Now considering the spatial origin frame $S$ is given by,

$S=\left[\begin{array}{c}0\\ 0\\ 0\\ x_4\end{array}\right]$        (VI)

The motion of spatial origin in frame $S$ as observed in $S^{\prime }$ is given by,

$S^{\prime }={\Lambda }_B(\theta )S$        (VII)

$\begin{array}{c}\left[\begin{array}{c}{\dot{x}}_1^{*}\\ x_2^{\prime }\\ x_3^{\prime }\\ x_4^{\prime }\end{array}\right]=\left[\begin{array}{cccc}{\gamma }^2{\cos }^2\theta +{\sin }^2\theta & \cos \theta \sin \theta (\gamma -1)& 0& -\gamma \beta \cos \theta \\ \cos \theta \sin \theta (\gamma -1)& \gamma {\sin }^2\theta +{\cos }^2\theta & 0& -\gamma \beta \sin \theta \\ 0& 0& 1& 0\\ -\gamma \beta \cos \theta & -\gamma \beta \sin \theta & 0& \gamma \end{array}\right]\left[\begin{array}{l}0\hfill \\ 0\hfill \\ 0\hfill \\ x_4\hfill \end{array}\right]\\ =\left[\begin{array}{c}0+0+0-\gamma \beta x_4\cos \theta \\ 0+0+0-\gamma \beta x_4\sin \theta \\ 0+0+0+0\\ 0+0+0+\gamma x_4\end{array}\right]=\left[\begin{array}{c}-\gamma \beta x_4\cos \theta \\ -\gamma \beta x_4\sin \theta \\ 0\\ \gamma x_4\end{array}\right]\end{array}$

Thus it can be expressed as,

$\begin{array}{c}{x}_1{}^{\prime }=-\frac{v}{c}\times ct\cos \theta \\ =-\gamma vt\cos \theta \\ =-\gamma \left(0-vt\cos \theta \right)\\ =\gamma \left(x_1-vt\cos \theta \right)\end{array}$        (IX)
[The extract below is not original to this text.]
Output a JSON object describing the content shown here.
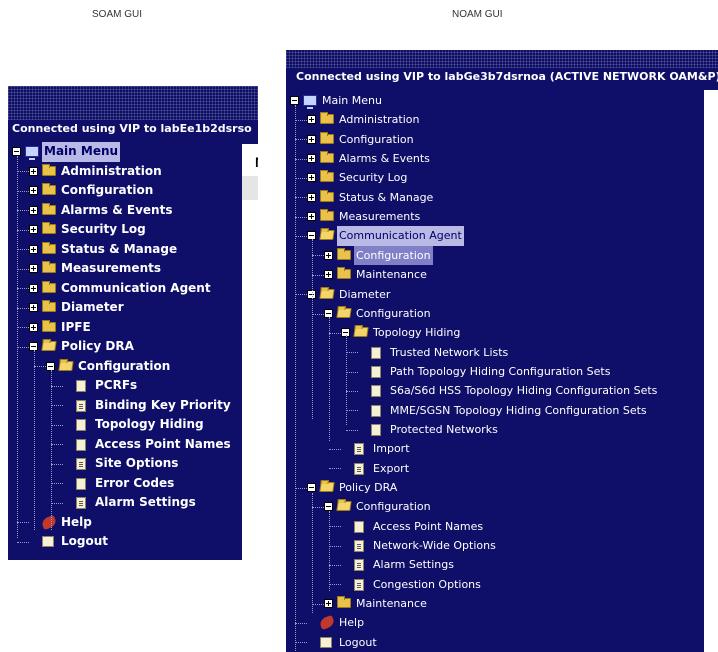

Here, $v$ is the velocity with which the frame $S^{\prime }$ is moving relative to $S$ at an angle $\theta$. Then the $x$ component of velocity is,

$\begin{array}{l}{v}_x=v\cos \theta \\ v_y=v\sin \theta \end{array}$        (X)

Using equation (X),

$x^{\prime }=\gamma \left(x-v_{x}t\right)$        (XI)

Similarly,

$\begin{array}{l}{y}^{\prime }=\gamma \left(y-v_{y}t\right)\\ z^{\prime }=z\end{array}$

Conclusion

Therefore, ${\Lambda }_B(\theta )$ is verified by finding the motion of the spatial origin of frame $S$ as observed in $S^{\prime }$.